Monday, September 26, 2011
How Many Charts are Too Many Charts?
First, let me apologize. As the school year started up, I have been all over the place with both consulting work and my own children starting school (my son, Sam, just started Kindergarten a few weeks back …needless to say it has been a BIG transition for all of us). I am going to try my hardest to stay more up to date on my posts from now on.
I have been traveling to numerous schools this September and helping teachers to set up their classrooms for the most effective, engaging and efficient Writing Workshop they can imagine. I have been working with administrators to devise checklists of the “musts” when starting off the year with the goal in mind of, “Building a Community of Writers”. This phrase is really multifaceted as it encompasses many different elements of teaching and learning about writing. When I think of “Building a Community of Writers” I think of two questions that we might ask of ourselves in helping to start the year off strong:
Number 1: What does it mean to become a writer? Questions like, “From where do writers get their ideas? “, “What inspires writers?” and “What does writing mean to you?”

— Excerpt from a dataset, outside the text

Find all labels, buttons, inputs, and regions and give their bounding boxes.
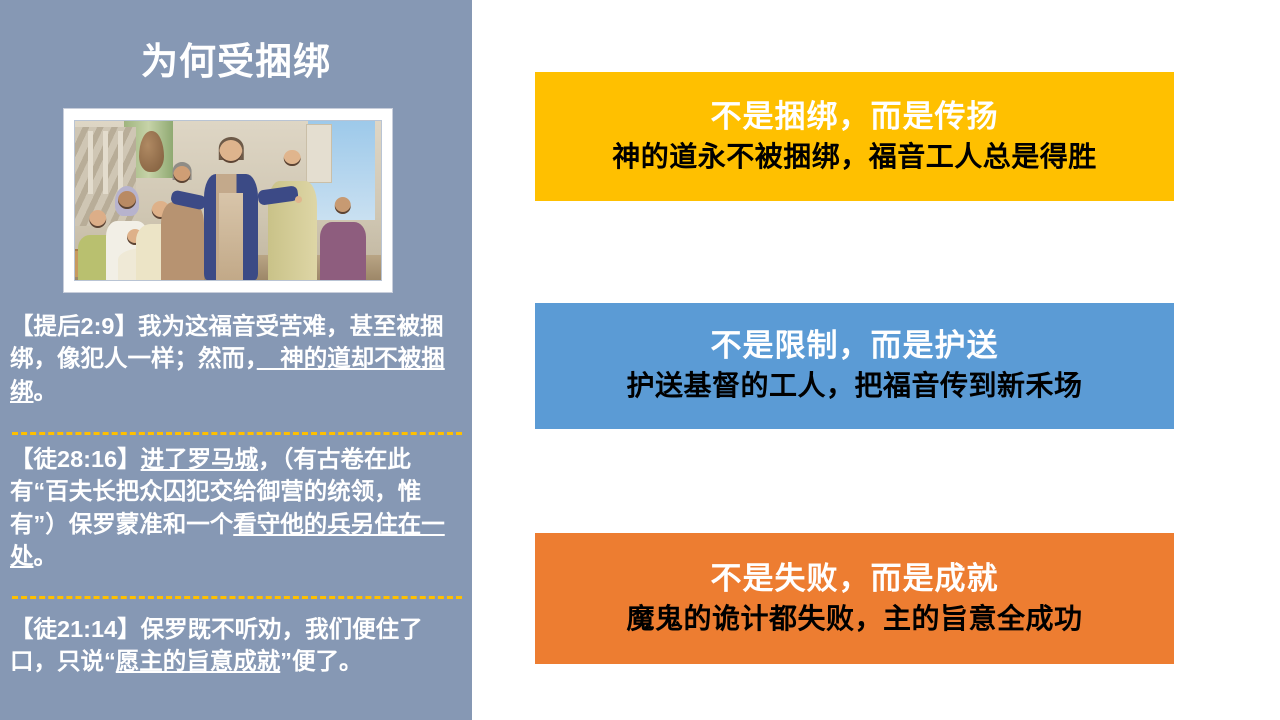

Number 2: What classroom routines, rules and management ideas do I need in place to help my students and myself make the time in Writing Workshop the most valuable it can be? Questions like, “What if students need help and I am in a writing conference with another student?”, “What should students do when they think they are done?” and “What happens in a writing conference?”
I have learned that when it comes to hanging charts in my classroom, less is actually more. It is strange for me to say that when I have about 200 laminated charts in my basement right now from my own classroom’s Reading and Writing Workshop! I do use many of them when I speak at workshops or conferences, but I don’t want to part with them because they have become a part of my teaching history. Yet, as I learn more, see more and reflect more I have come to realize that walking into a classroom plastered with posters on the walls (even when they are so neatly written in colorful marker!) can be a distraction to the students, especially our youngest writers. That when creating posters, we have to think about the two questions above and then ask, “Why?” How will this chart help my students to become a stronger and more independent writer? How will this chart help me to be a more effective and efficient teacher? What is the purpose? If you can’t answer the question or it’s just to “make the room like nice” it probably doesn’t need to be up there.
I like charts that communicate to those walking into your classroom that we are “Building a Community of Writers” and writers need tools to be successful. And these charts, similar to our notebooks, pencils, sticky notes and highlighters, are a tool that helps to move us forward in our writing journey.
Below are some of the charts I have collected from schools across the country that answer the questions above. Please realize that these charts are from different grades, different schools and different teachers. Please feel free to comment, share your own “favorite” charts to start the year off right or share these with colleagues and borrow the ideas. ENJOY!
Author Posters gives students a sense that writers are real people just like them! Include a photo, other books published (including the mentor texts you'll use during the unit of study), great quotes about writing and information about their lives. Or... have older students work in groups to create the posters together as a research exercise and let them present their poster to the class.
A "Writing Process" or "Status of the Class" chart allows students, visitors, administrators and parents to know where you are in the writing process, where you're headed and that meaningful writing takes great time and care.
'Rules, Routines and Responsibilities" charts are always good to set the standard of what happens during workshop time and conferences.
These charts are a HUGE help to manage your students who are not conferring with you. It keeps them focused on the writing task and helps them to become more independent without drifting into a chat with a friend about soccer, pulling on your shirt for help or forming the dreaded LINE at your desk.
Just some favorites that explain why writing is so important and the impact it makes in the lives of our students, ourselves and our world.